3.7 Gravamen

Een gravamen is een bezwaar inzake het belijden van de kerk. In art. I-3 is immers uitgesproken dat het belijden van de kerk geschiedt in gehoorzaamheid aan de Heilige Schrift als enige bron en norm van de kerkelijke verkondiging en dienst. Het Woord van God heeft in de kerk het laatste woord. Daarom zijn de kerk en al haar leden geroepen het belijden te toetsen bij het licht van de Heilige Schrift (art. I-10).

Voor een dergelijke toetsing is in ord. 1-5 een zorgvuldige procedure gegeven. In ord. 1-5-2 wordt aangegeven op welke documenten een gravamen betrekking kan hebben. Dat is beperkt tot de officiële belijdenisgeschriften die in art. I-4 zijn genoemd en tot andere documenten of uitspraken die door de generale synode langs de weg van ord. 1-4 daarmee officieel op één lijn zijn gesteld (als uitdrukking van het belijden van de kerk zijn aangemerkt).

Een gravamen kan dus niet worden ingediend tegen allerlei andere geschriften, uitspraken of beslissingen van de generale synode, ook al hebben ze een belijdend karakter. Bezwaren daartegen kunnen slechts volgens de weg van ord. 12 worden behandeld.

 

De behandeling van een gravamen verloopt als volgt.

In de voorbereidende fase wordt allereerst advies gevraagd van de kerkenraad van de bezwaarde. Deze kent immers de bezwaarde en kan aangeven welk gewicht de vragen hebben. Een commissie van de classicale vergadering hoort daarna de bezwaarde persoonlijk. Deze kan zich laten bijstaan door een raadsman naar eigen keuze. Dat kan een bevriend gemeentelid of ambtsdrager zijn in de regel zal het een theologisch deskundige zijn.

Vervolgens vindt de eerste behandeling plaats in de voltallige classicale vergadering waarbij de vergadering wordt geadviseerd door een aantal theologisch deskundigen. De bezwaarde wordt daarbij als toehoorder uitgenodigd. Niet de

|89|

bezwaarde zelf staat centraal, maar het belijden waarover moet worden gesproken. De classicale vergadering moet komen tot een advies, waarna het gravamen (ook als dat advies negatief is) moet worden doorgezonden naar de generale synode, tenzij de bezwaarde zelf het gravamen intrekt.

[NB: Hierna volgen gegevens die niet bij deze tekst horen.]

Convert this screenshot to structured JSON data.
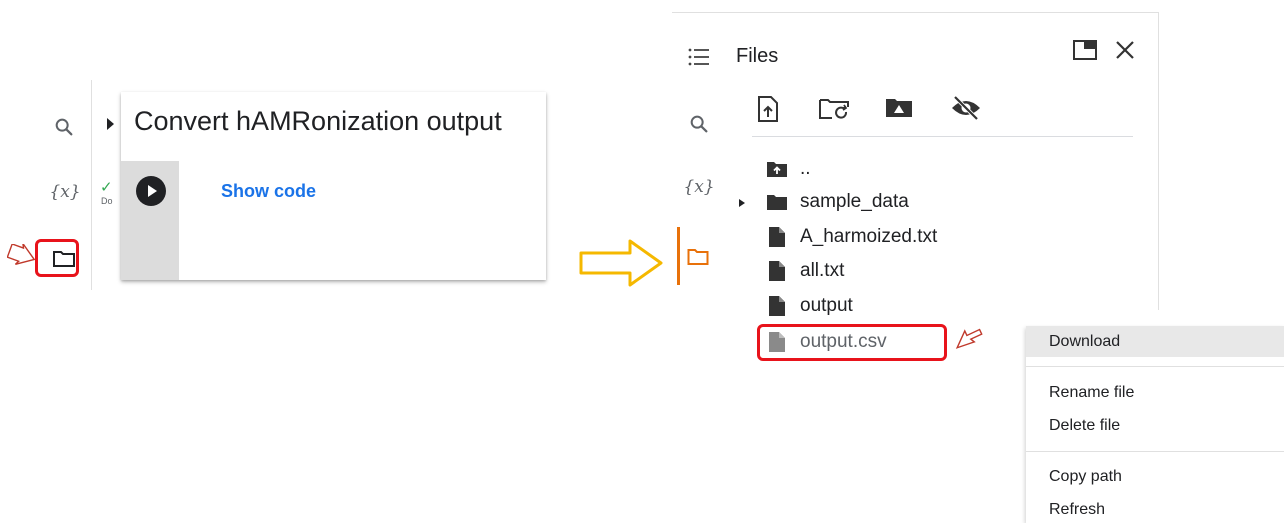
{
  "left_panel": {
    "icons": [
      "search-icon",
      "variables-icon",
      "folder-icon"
    ],
    "variables_glyph": "{x}",
    "cell": {
      "title": "Convert hAMRonization output",
      "show_code_label": "Show code",
      "status_check": "✓",
      "status_text": "Do"
    }
  },
  "right_panel": {
    "icons": [
      "menu-icon",
      "search-icon",
      "variables-icon",
      "folder-icon"
    ],
    "variables_glyph": "{x}",
    "header": {
      "title": "Files",
      "actions": [
        "open-in-new-window-icon",
        "close-icon"
      ]
    },
    "toolbar": [
      "upload-icon",
      "refresh-folder-icon",
      "mount-drive-icon",
      "toggle-hidden-icon"
    ],
    "tree": [
      {
        "label": "..",
        "kind": "parent-folder",
        "expandable": false
      },
      {
        "label": "sample_data",
        "kind": "folder",
        "expandable": true
      },
      {
        "label": "A_harmoized.txt",
        "kind": "file",
        "expandable": false
      },
      {
        "label": "all.txt",
        "kind": "file",
        "expandable": false
      },
      {
        "label": "output",
        "kind": "file",
        "expandable": false
      },
      {
        "label": "output.csv",
        "kind": "file",
        "expandable": false
      }
    ]
  },
  "context_menu": {
    "items": [
      {
        "label": "Download",
        "highlighted": true
      },
      {
        "label": "Rename file",
        "highlighted": false
      },
      {
        "label": "Delete file",
        "highlighted": false
      },
      {
        "label": "Copy path",
        "highlighted": false
      },
      {
        "label": "Refresh",
        "highlighted": false
      }
    ]
  },
  "annotations": {
    "highlight_color": "#e8131b",
    "transition_arrow_color": "#f5b800",
    "active_tab_color": "#e8710a"
  }
}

Als de classicale vergadering van oordeel is dat het bezwaar niet kan gelden als een gravamen in de zin van ord. 1-5, kan ze daarvan mededeling doen aan de bezwaarde en de betrokkene in de gelegenheid stellen het bezwaar als gravamen in te trekken om het alsnog voor te leggen aan het generale college voor de behandeling van bezwaren en geschillen. Als deze echter het bezwaar als een gravamen handhaaft, moet het worden doorgezonden naar de generale synode, waarbij de classicale vergadering de generale synode op de hoogte stelt van haar oordeel terzake.

Voor de synode herhaalt zich de procedure grotendeels: een commissie van voorbereiding hoort de bezwaarde opnieuw, deskundigen (en eventueel andere kerken) worden geraadpleegd. Als het een luthers belijdenisgeschrift betreft, wordt advies gevraagd van de evangelisch-lutherse synode, als het gaat over een gereformeerd belijdenisgeschrift van de raad van advies voor het gereformeerd belijden. Tenslotte vindt de behandeling plaats in de voltallige synode, die tot een eindoordeel moet komen. Een besluit dat het bezwaar tegen het belijden bijbels gegrond is, heeft twee derde meerderheid van de geldige stemmen nodig.

Het is denkbaar dat de generale synode — eventueel al in een eerder stadium — tot de conclusie komt dat het bezwaar niet als een gravamen kan worden aangemerkt. Bijvoorbeeld omdat het zich niet richt tegen de belijdenisgeschriften of tegen een uitspraak die daarmee op één lijn is gesteld. In dat geval stuurt ze het bezwaar door naar het generale college voor de behandeling van bezwaren en geschillen.